A. Rauh (Institute of Measurement, Control, and Microtechnology, University of Ulm, Germany) and E. Auer (Faculty of Engineering, IIIS, University of Duisburg-Essen, Germany)

During the last decades, computer assisted modeling and analysis of different industrial processes gained in importance. Computers help to reduce the design and development time for new products and to substitute low cost virtual tests for expensive experiments on real life prototypes. However, the results are often unreliable due to errors that are generated either by the underlying computer arithmetic or by inaccuracy resulting from idealization of the mathematical model of the considered process. In this minisymposium, we focus on validated methods as a means to solve such problems.
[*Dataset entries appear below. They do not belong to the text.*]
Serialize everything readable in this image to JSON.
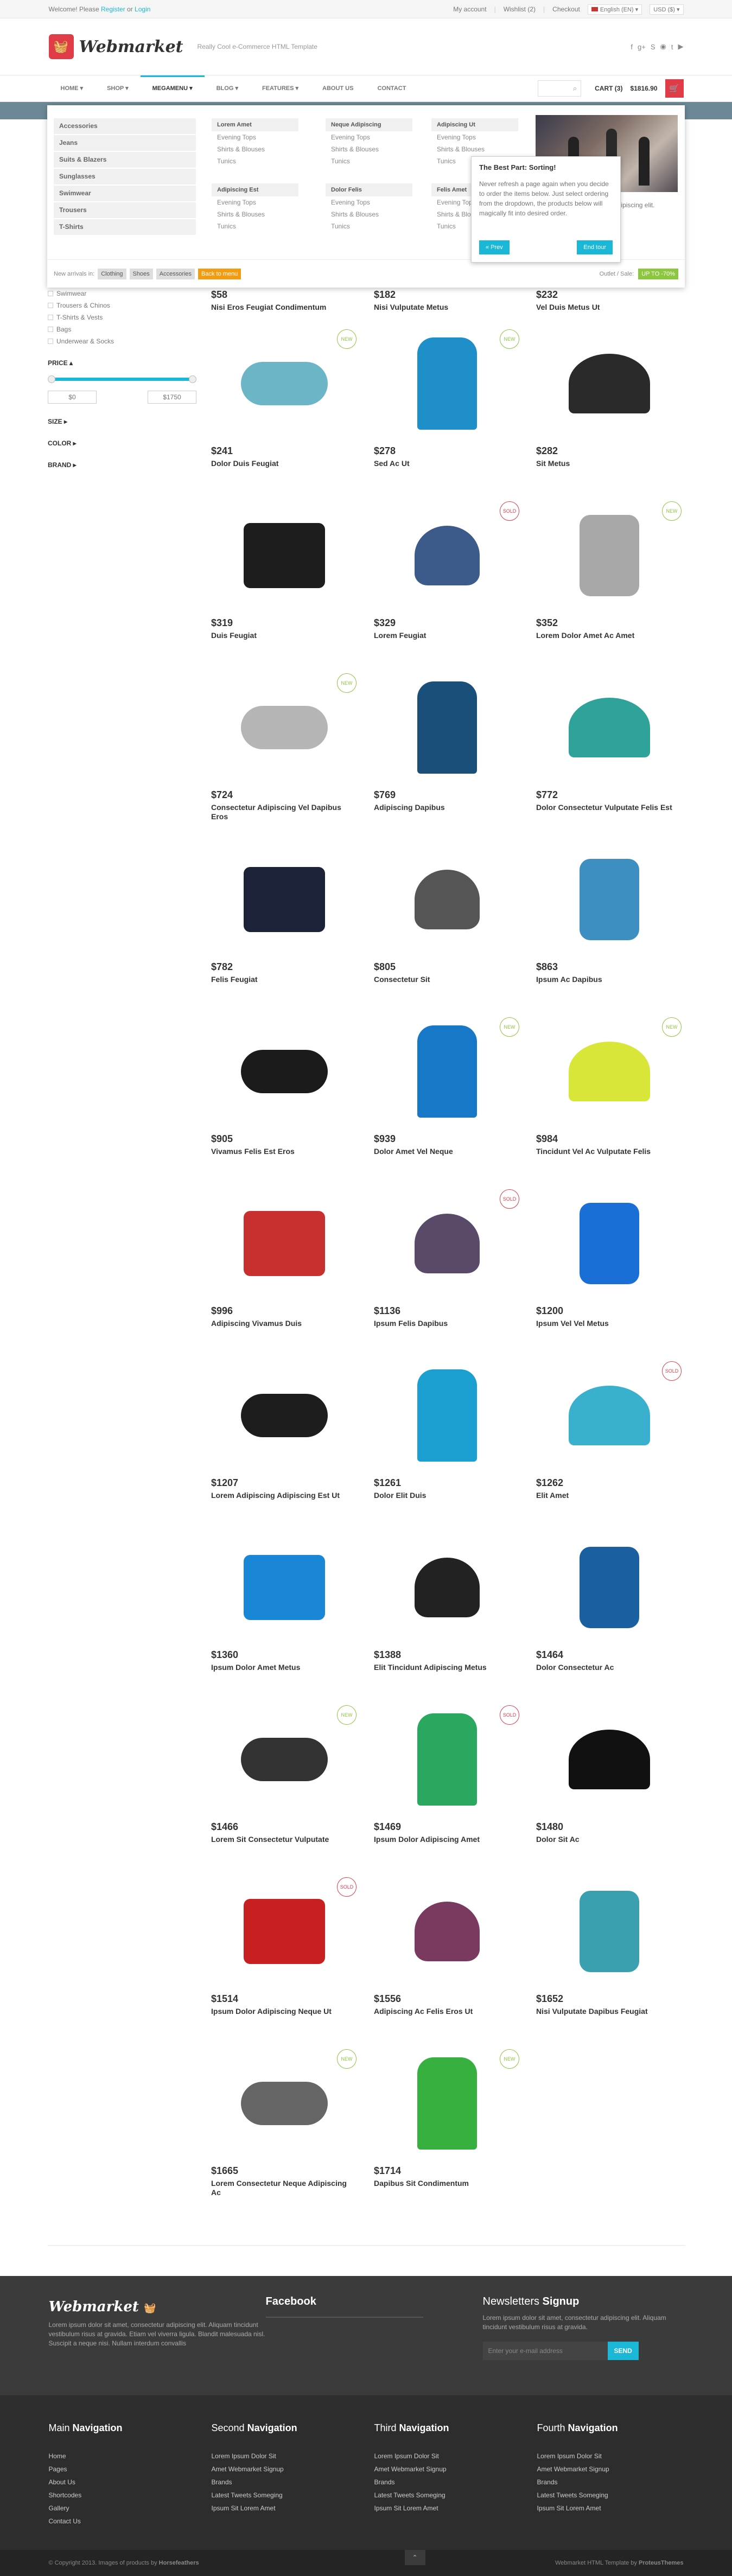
{
  "topbar": {
    "welcome": "Welcome! Please",
    "register": "Register",
    "or": "or",
    "login": "Login",
    "links": [
      "My account",
      "Wishlist (2)",
      "Checkout"
    ],
    "language": "English (EN)",
    "currency": "USD ($)"
  },
  "header": {
    "logo": "Webmarket",
    "tagline": "Really Cool e-Commerce HTML Template",
    "social": [
      "facebook-icon",
      "google-plus-icon",
      "skype-icon",
      "rss-icon",
      "twitter-icon",
      "youtube-icon"
    ]
  },
  "nav": {
    "items": [
      "HOME",
      "SHOP",
      "MEGAMENU",
      "BLOG",
      "FEATURES",
      "ABOUT US",
      "CONTACT"
    ],
    "cart_label": "CART (3)",
    "cart_total": "$1816.90"
  },
  "megamenu": {
    "categories": [
      "Accessories",
      "Jeans",
      "Suits & Blazers",
      "Sunglasses",
      "Swimwear",
      "Trousers",
      "T-Shirts"
    ],
    "columns": [
      {
        "title": "Lorem Amet",
        "links": [
          "Evening Tops",
          "Shirts & Blouses",
          "Tunics"
        ]
      },
      {
        "title": "Neque Adipiscing",
        "links": [
          "Evening Tops",
          "Shirts & Blouses",
          "Tunics"
        ]
      },
      {
        "title": "Adipiscing Ut",
        "links": [
          "Evening Tops",
          "Shirts & Blouses",
          "Tunics"
        ]
      },
      {
        "title": "Adipiscing Est",
        "links": [
          "Evening Tops",
          "Shirts & Blouses",
          "Tunics"
        ]
      },
      {
        "title": "Dolor Felis",
        "links": [
          "Evening Tops",
          "Shirts & Blouses",
          "Tunics"
        ]
      },
      {
        "title": "Felis Amet",
        "links": [
          "Evening Tops",
          "Shirts & Blouses",
          "Tunics"
        ]
      }
    ],
    "promo_text": "adipiscing elit. consectetur adipiscing elit. Aliquam ut sapiente",
    "new_arrivals_label": "New arrivals in:",
    "tags": [
      "Clothing",
      "Shoes",
      "Accessories"
    ],
    "back_label": "Back to menu",
    "outlet_label": "Outlet / Sale:",
    "outlet_badge": "UP TO -70%"
  },
  "tour": {
    "title": "The Best Part: Sorting!",
    "body": "Never refresh a page again when you decide to order the items below. Just select ordering from the dropdown, the products below will magically fit into desired order.",
    "prev": "« Prev",
    "end": "End tour"
  },
  "sidebar": {
    "checkboxes": [
      "Swimwear",
      "Trousers & Chinos",
      "T-Shirts & Vests",
      "Bags",
      "Underwear & Socks"
    ],
    "price_title": "PRICE",
    "price_min": "$0",
    "price_max": "$1750",
    "size_title": "SIZE",
    "color_title": "COLOR",
    "brand_title": "BRAND"
  },
  "products": [
    {
      "price": "$58",
      "name": "Nisi Eros Feugiat Condimentum",
      "badge": "",
      "color": "#888"
    },
    {
      "price": "$182",
      "name": "Nisi Vulputate Metus",
      "badge": "",
      "color": "#888"
    },
    {
      "price": "$232",
      "name": "Vel Duis Metus Ut",
      "badge": "",
      "color": "#888"
    },
    {
      "price": "$241",
      "name": "Dolor Duis Feugiat",
      "badge": "NEW",
      "color": "#6bb5c7"
    },
    {
      "price": "$278",
      "name": "Sed Ac Ut",
      "badge": "NEW",
      "color": "#1e8fc8"
    },
    {
      "price": "$282",
      "name": "Sit Metus",
      "badge": "",
      "color": "#2a2a2a"
    },
    {
      "price": "$319",
      "name": "Duis Feugiat",
      "badge": "",
      "color": "#1d1d1d"
    },
    {
      "price": "$329",
      "name": "Lorem Feugiat",
      "badge": "SOLD",
      "color": "#3d5b8a"
    },
    {
      "price": "$352",
      "name": "Lorem Dolor Amet Ac Amet",
      "badge": "NEW",
      "color": "#a8a8a8"
    },
    {
      "price": "$724",
      "name": "Consectetur Adipiscing Vel Dapibus Eros",
      "badge": "NEW",
      "color": "#b5b5b5"
    },
    {
      "price": "$769",
      "name": "Adipiscing Dapibus",
      "badge": "",
      "color": "#1a4f7a"
    },
    {
      "price": "$772",
      "name": "Dolor Consectetur Vulputate Felis Est",
      "badge": "",
      "color": "#2fa39a"
    },
    {
      "price": "$782",
      "name": "Felis Feugiat",
      "badge": "",
      "color": "#1c2238"
    },
    {
      "price": "$805",
      "name": "Consectetur Sit",
      "badge": "",
      "color": "#555"
    },
    {
      "price": "$863",
      "name": "Ipsum Ac Dapibus",
      "badge": "",
      "color": "#3c8fc0"
    },
    {
      "price": "$905",
      "name": "Vivamus Felis Est Eros",
      "badge": "",
      "color": "#1b1b1b"
    },
    {
      "price": "$939",
      "name": "Dolor Amet Vel Neque",
      "badge": "NEW",
      "color": "#1878c8"
    },
    {
      "price": "$984",
      "name": "Tincidunt Vel Ac Vulputate Felis",
      "badge": "NEW",
      "color": "#d8e63a"
    },
    {
      "price": "$996",
      "name": "Adipiscing Vivamus Duis",
      "badge": "",
      "color": "#c83030"
    },
    {
      "price": "$1136",
      "name": "Ipsum Felis Dapibus",
      "badge": "SOLD",
      "color": "#5a4a6a"
    },
    {
      "price": "$1200",
      "name": "Ipsum Vel Vel Metus",
      "badge": "",
      "color": "#1a6fd6"
    },
    {
      "price": "$1207",
      "name": "Lorem Adipiscing Adipiscing Est Ut",
      "badge": "",
      "color": "#1d1d1d"
    },
    {
      "price": "$1261",
      "name": "Dolor Elit Duis",
      "badge": "",
      "color": "#1a9fd0"
    },
    {
      "price": "$1262",
      "name": "Elit Amet",
      "badge": "SOLD",
      "color": "#3ab0cf"
    },
    {
      "price": "$1360",
      "name": "Ipsum Dolor Amet Metus",
      "badge": "",
      "color": "#1a86d6"
    },
    {
      "price": "$1388",
      "name": "Elit Tincidunt Adipiscing Metus",
      "badge": "",
      "color": "#222"
    },
    {
      "price": "$1464",
      "name": "Dolor Consectetur Ac",
      "badge": "",
      "color": "#1a5fa0"
    },
    {
      "price": "$1466",
      "name": "Lorem Sit Consectetur Vulputate",
      "badge": "NEW",
      "color": "#333"
    },
    {
      "price": "$1469",
      "name": "Ipsum Dolor Adipiscing Amet",
      "badge": "SOLD",
      "color": "#2aa860"
    },
    {
      "price": "$1480",
      "name": "Dolor Sit Ac",
      "badge": "",
      "color": "#111"
    },
    {
      "price": "$1514",
      "name": "Ipsum Dolor Adipiscing Neque Ut",
      "badge": "SOLD",
      "color": "#c82020"
    },
    {
      "price": "$1556",
      "name": "Adipiscing Ac Felis Eros Ut",
      "badge": "",
      "color": "#7a3a60"
    },
    {
      "price": "$1652",
      "name": "Nisi Vulputate Dapibus Feugiat",
      "badge": "",
      "color": "#3aa0b0"
    },
    {
      "price": "$1665",
      "name": "Lorem Consectetur Neque Adipiscing Ac",
      "badge": "NEW",
      "color": "#666"
    },
    {
      "price": "$1714",
      "name": "Dapibus Sit Condimentum",
      "badge": "NEW",
      "color": "#38b040"
    }
  ],
  "footer": {
    "logo": "Webmarket",
    "about": "Lorem ipsum dolor sit amet, consectetur adipiscing elit. Aliquam tincidunt vestibulum risus at gravida. Etiam vel viverra ligula. Blandit malesuada nisl. Suscipit a neque nisi. Nullam interdum convallis",
    "facebook_title": "Facebook",
    "newsletter_title": "Newsletters",
    "newsletter_bold": "Signup",
    "newsletter_text": "Lorem ipsum dolor sit amet, consectetur adipiscing elit. Aliquam tincidunt vestibulum risus at gravida.",
    "newsletter_placeholder": "Enter your e-mail address",
    "send": "SEND",
    "columns": [
      {
        "pre": "Main",
        "title": "Navigation",
        "links": [
          "Home",
          "Pages",
          "About Us",
          "Shortcodes",
          "Gallery",
          "Contact Us"
        ]
      },
      {
        "pre": "Second",
        "title": "Navigation",
        "links": [
          "Lorem Ipsum Dolor Sit",
          "Amet Webmarket Signup",
          "Brands",
          "Latest Tweets Someging",
          "Ipsum Sit Lorem Amet"
        ]
      },
      {
        "pre": "Third",
        "title": "Navigation",
        "links": [
          "Lorem Ipsum Dolor Sit",
          "Amet Webmarket Signup",
          "Brands",
          "Latest Tweets Someging",
          "Ipsum Sit Lorem Amet"
        ]
      },
      {
        "pre": "Fourth",
        "title": "Navigation",
        "links": [
          "Lorem Ipsum Dolor Sit",
          "Amet Webmarket Signup",
          "Brands",
          "Latest Tweets Someging",
          "Ipsum Sit Lorem Amet"
        ]
      }
    ],
    "copyright": "© Copyright 2013. Images of products by",
    "copyright_bold": "Horsefeathers",
    "credit": "Webmarket HTML Template by",
    "credit_bold": "ProteusThemes"
  }
}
A method is called validated if it guarantees the correctness of its output. In this context, intervals and Taylor models are widely used approaches to validating results obtained on a computer. For example, the former provides a (multidimensional) box described in terms of floating point arithmetic which is guaranteed to contain the exact result. Besides, these methods are able to allow for uncertainty in parameters, which helps to generate more realistic mathematical models or to take into account measurement errors.

The goal of this minisymposium is to make validated methods known to a broader circle of industry representatives. For this purpose, we outline their potential by presenting selected applications in medicine and engineering.

In this minisymposium we will give an overview of modern validated methods and corresponding software libraries. We will focus on applications of these techniques to real life problems. In particular, the following topics will be considered:

- verification of multibody kinematics and dynamics in SmartMOBILE,
- simulation of motion for biomechanical tasks,
- applications of guaranteed computation in robotics,
- validated parameter estimation for the characterization of micro systems,
- analysis of the impact of infections within a population using epidemiological models with uncertainties,
- validated analysis of uncertain models of human blood cell dynamics, and
- design of nonlinear stabilizing control strategies for uncertain bioprocesses.